As the limit of time approaches 19:30, my fear overwhelmed me, as if I had been climbing a mountain all year long and suddenly looked down into the abyss below my feet. I reassured myself that the IMO was nothing but a game, and the questions were nothing but friends in an adventure to explore mathematics.

However, I realised that Q2 and Q3 were not my friends the moment I flipped over the paper. Inequality. Geometry. I almost laughed aloud at the audacity of the PSC to give Q2 inequalities for two years in a row. Unbeknown to me, Q2 would be forever branded into the memory of an entire generation of matheletes for its difficulty and outrage.

Luckily, I was able to solve Q1 after an embarrassingly long time. I checked my solution five times out of paranoia, while Q2 stares at me through the page, laughing at my long-lost dream of a silver medal.

Day 2:

“May the odds* be ever in your favour” -The Hunger Games

Knowing that I would get at least 1 mark for my Q1, I was determined to troll Day 2. After all, my goal was just a non-zero score. Sure enough, Q4 geo smiles at me like a clown to a clown. I was expecting an easy victory, a decisive battle that would seal my dominance over q1/4 geo once and for all.

I was wrong. Q4 involved length results that rendered Angle Chaser** useless and tangential quadrilateral that deterred any bashing attempts. The diagram was also hellish and took me 9 pages of roughwork to get it right. Unfortunately, my diagram was still not good enough for me to make that one crucial observation.

Defeated, I moved on to Q5. It was surprisingly easier and fell apart within an hour. How I wish that every question is combinatorics! Nothing else happened on that day. I mounted another assault on Q4, and another one on Q6, but yielded no further marks.

odds: odd numbers, integers that are not divisible by two.

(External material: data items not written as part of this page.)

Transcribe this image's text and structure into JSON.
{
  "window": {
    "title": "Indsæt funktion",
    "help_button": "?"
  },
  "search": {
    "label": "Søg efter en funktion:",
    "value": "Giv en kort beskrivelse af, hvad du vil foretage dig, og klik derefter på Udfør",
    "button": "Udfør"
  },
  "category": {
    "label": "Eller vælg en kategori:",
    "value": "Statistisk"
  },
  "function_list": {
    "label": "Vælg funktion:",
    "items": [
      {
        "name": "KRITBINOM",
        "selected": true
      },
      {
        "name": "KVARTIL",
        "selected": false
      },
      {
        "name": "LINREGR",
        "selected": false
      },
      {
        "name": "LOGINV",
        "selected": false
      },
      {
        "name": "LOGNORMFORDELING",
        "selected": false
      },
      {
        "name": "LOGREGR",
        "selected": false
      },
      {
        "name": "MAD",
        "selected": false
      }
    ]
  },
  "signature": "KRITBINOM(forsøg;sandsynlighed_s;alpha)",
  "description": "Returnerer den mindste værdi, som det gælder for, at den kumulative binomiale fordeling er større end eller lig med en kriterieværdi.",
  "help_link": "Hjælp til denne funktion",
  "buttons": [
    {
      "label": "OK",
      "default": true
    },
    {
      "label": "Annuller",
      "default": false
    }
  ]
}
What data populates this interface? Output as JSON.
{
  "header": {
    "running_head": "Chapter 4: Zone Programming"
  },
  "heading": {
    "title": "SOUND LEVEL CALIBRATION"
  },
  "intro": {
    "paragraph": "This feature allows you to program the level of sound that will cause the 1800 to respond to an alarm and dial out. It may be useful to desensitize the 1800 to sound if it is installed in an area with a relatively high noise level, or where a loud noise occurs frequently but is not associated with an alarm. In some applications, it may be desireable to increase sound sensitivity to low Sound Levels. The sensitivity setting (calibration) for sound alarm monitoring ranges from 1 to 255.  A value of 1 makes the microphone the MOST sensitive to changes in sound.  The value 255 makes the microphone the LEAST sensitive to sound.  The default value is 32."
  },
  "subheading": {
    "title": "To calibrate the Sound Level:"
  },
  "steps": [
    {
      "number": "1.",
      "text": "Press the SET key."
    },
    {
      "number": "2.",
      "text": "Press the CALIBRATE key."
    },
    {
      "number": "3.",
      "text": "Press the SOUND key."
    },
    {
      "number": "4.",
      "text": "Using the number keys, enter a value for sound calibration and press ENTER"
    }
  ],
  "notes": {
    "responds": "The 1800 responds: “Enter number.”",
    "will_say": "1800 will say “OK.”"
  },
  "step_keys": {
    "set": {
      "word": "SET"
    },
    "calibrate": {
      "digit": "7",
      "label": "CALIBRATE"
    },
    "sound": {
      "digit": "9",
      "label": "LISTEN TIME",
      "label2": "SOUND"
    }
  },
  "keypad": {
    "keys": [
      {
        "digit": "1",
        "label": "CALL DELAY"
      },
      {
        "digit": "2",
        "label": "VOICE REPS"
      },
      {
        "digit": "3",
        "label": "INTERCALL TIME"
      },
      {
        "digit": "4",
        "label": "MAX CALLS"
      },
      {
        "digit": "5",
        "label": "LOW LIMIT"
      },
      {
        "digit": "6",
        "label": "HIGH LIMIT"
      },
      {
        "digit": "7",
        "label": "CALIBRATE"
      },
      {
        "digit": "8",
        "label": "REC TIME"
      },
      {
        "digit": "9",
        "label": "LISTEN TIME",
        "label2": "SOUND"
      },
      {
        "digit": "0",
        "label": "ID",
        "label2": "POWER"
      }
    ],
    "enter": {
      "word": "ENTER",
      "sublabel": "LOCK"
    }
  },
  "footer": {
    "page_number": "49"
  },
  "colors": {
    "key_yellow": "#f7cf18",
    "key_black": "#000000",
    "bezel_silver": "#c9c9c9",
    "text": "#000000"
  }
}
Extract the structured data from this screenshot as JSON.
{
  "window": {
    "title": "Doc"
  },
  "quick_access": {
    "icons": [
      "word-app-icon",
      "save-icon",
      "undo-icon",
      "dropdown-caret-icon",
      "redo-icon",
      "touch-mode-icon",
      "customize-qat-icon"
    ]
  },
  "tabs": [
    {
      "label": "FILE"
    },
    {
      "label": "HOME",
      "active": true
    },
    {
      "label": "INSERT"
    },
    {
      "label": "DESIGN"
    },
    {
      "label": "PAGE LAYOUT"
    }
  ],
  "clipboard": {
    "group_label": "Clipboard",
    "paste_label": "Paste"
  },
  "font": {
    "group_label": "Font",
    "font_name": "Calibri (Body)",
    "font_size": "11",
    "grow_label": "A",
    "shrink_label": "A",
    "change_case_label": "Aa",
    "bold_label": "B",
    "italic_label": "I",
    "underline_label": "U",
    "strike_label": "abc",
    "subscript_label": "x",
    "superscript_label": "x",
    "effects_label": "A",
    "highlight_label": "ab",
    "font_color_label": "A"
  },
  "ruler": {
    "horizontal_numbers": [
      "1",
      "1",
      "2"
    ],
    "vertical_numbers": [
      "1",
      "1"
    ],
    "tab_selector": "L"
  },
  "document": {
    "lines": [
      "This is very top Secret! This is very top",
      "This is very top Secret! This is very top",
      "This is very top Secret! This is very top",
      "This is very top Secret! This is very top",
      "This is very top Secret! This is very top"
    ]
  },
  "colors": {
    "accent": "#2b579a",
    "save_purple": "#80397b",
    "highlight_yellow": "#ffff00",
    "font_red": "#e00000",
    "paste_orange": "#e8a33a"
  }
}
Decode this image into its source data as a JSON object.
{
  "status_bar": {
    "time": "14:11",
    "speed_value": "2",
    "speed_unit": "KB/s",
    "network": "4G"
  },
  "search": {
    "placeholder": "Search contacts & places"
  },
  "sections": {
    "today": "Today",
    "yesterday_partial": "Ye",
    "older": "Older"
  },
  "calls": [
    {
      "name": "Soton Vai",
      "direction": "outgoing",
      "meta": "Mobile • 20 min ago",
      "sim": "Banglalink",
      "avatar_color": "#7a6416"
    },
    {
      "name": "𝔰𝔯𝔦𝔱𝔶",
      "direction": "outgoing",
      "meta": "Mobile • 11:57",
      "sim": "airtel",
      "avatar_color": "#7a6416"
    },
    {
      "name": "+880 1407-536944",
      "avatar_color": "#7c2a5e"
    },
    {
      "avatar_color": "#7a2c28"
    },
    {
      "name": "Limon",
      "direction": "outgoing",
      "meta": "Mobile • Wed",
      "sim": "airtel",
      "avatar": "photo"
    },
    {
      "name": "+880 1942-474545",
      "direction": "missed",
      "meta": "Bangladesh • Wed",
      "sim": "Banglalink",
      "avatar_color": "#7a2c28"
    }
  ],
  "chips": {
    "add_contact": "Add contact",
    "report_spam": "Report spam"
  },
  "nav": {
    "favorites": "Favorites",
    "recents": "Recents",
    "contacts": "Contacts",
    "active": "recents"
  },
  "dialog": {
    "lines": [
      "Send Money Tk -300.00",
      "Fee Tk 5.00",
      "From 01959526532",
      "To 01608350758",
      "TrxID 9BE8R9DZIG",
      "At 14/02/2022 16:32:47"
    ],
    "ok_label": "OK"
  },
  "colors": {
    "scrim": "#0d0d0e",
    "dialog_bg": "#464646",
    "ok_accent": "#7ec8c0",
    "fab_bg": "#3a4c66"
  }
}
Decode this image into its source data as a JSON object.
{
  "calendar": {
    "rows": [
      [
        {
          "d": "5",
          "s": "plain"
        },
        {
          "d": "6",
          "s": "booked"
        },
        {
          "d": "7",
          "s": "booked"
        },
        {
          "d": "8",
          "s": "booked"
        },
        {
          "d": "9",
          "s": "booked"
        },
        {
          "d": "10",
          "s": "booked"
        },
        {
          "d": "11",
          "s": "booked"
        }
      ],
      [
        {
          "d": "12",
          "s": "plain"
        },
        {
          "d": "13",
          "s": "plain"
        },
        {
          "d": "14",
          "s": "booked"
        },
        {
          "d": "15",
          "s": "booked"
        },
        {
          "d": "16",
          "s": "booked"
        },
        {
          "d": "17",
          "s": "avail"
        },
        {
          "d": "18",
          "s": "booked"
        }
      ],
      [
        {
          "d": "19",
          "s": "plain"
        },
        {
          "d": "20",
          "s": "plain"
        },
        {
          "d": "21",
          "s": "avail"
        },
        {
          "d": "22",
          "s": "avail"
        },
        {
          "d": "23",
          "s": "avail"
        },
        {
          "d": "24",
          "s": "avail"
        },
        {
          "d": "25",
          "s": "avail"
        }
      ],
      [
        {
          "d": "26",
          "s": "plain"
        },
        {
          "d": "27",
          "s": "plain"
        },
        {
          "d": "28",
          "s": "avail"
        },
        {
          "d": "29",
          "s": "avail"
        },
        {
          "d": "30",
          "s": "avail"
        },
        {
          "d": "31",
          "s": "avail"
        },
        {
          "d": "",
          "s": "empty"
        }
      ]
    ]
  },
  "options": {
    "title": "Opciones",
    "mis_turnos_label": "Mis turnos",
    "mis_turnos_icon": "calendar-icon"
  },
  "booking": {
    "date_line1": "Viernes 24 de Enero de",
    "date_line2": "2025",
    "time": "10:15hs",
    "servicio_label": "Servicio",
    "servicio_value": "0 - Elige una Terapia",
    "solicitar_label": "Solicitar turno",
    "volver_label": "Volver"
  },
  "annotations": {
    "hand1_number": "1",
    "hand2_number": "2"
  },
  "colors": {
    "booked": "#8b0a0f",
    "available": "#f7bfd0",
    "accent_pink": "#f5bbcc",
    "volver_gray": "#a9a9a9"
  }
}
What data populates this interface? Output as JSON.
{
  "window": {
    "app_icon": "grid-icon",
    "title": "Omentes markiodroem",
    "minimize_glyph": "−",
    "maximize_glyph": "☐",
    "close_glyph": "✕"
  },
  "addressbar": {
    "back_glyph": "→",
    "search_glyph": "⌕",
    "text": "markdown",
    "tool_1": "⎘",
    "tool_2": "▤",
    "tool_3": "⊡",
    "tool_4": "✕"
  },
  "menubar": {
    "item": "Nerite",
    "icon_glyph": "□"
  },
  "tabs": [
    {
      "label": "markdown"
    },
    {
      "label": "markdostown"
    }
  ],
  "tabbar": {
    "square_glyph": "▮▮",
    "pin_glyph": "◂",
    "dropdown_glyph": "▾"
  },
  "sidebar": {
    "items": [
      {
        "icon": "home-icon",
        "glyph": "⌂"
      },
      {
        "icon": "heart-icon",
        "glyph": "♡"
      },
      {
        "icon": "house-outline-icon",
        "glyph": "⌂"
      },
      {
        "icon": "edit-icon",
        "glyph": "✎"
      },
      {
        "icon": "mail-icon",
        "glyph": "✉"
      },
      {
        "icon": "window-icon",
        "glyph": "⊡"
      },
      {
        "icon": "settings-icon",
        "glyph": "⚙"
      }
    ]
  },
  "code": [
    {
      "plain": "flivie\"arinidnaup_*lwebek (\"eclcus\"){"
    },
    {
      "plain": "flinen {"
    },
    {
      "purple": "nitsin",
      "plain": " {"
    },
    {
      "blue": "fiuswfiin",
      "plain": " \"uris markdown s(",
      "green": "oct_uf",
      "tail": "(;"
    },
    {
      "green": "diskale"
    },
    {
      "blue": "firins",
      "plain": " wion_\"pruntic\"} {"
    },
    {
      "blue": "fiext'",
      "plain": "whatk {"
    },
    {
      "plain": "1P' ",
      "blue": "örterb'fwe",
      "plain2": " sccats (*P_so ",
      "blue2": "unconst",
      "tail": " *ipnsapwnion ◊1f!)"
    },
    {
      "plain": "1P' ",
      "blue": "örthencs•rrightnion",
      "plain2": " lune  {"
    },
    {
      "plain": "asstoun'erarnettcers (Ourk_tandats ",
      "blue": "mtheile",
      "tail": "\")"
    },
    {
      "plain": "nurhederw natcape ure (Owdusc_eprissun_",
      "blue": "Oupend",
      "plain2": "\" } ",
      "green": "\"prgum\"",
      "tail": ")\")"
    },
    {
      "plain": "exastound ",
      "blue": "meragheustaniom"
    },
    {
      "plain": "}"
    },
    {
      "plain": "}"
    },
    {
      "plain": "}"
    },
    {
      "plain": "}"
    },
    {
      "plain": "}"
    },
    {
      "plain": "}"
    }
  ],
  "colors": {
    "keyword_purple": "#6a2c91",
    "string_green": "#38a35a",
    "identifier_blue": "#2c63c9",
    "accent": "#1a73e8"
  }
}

Angle Chaser: my rubber duck mascot

Post-IMO

“Half of you will cry, and half will celebrate.” -Ross Atkins

We stayed up late every night, celebrating the end of the IMO and played more videogames. We also had two excursions, but I left early and only attended the ice-skating one. The highlight of post-IMO was Rick’s answer to “What’s your favourite number?” (69 because if you rotate it by 180 degree you get the same number). Unfortunately, the IMO committee was too shy to play it on the closing ceremony.

Overall, the mock and IMO questions were all really interesting and it was a bless to solve them. The lectures and excursions were also very interesting, for which I would like to sincerely thank Ross, Josie and May. I am also looking forward to IMO2022 in Oslo, Norway, hopefully not -Auckland.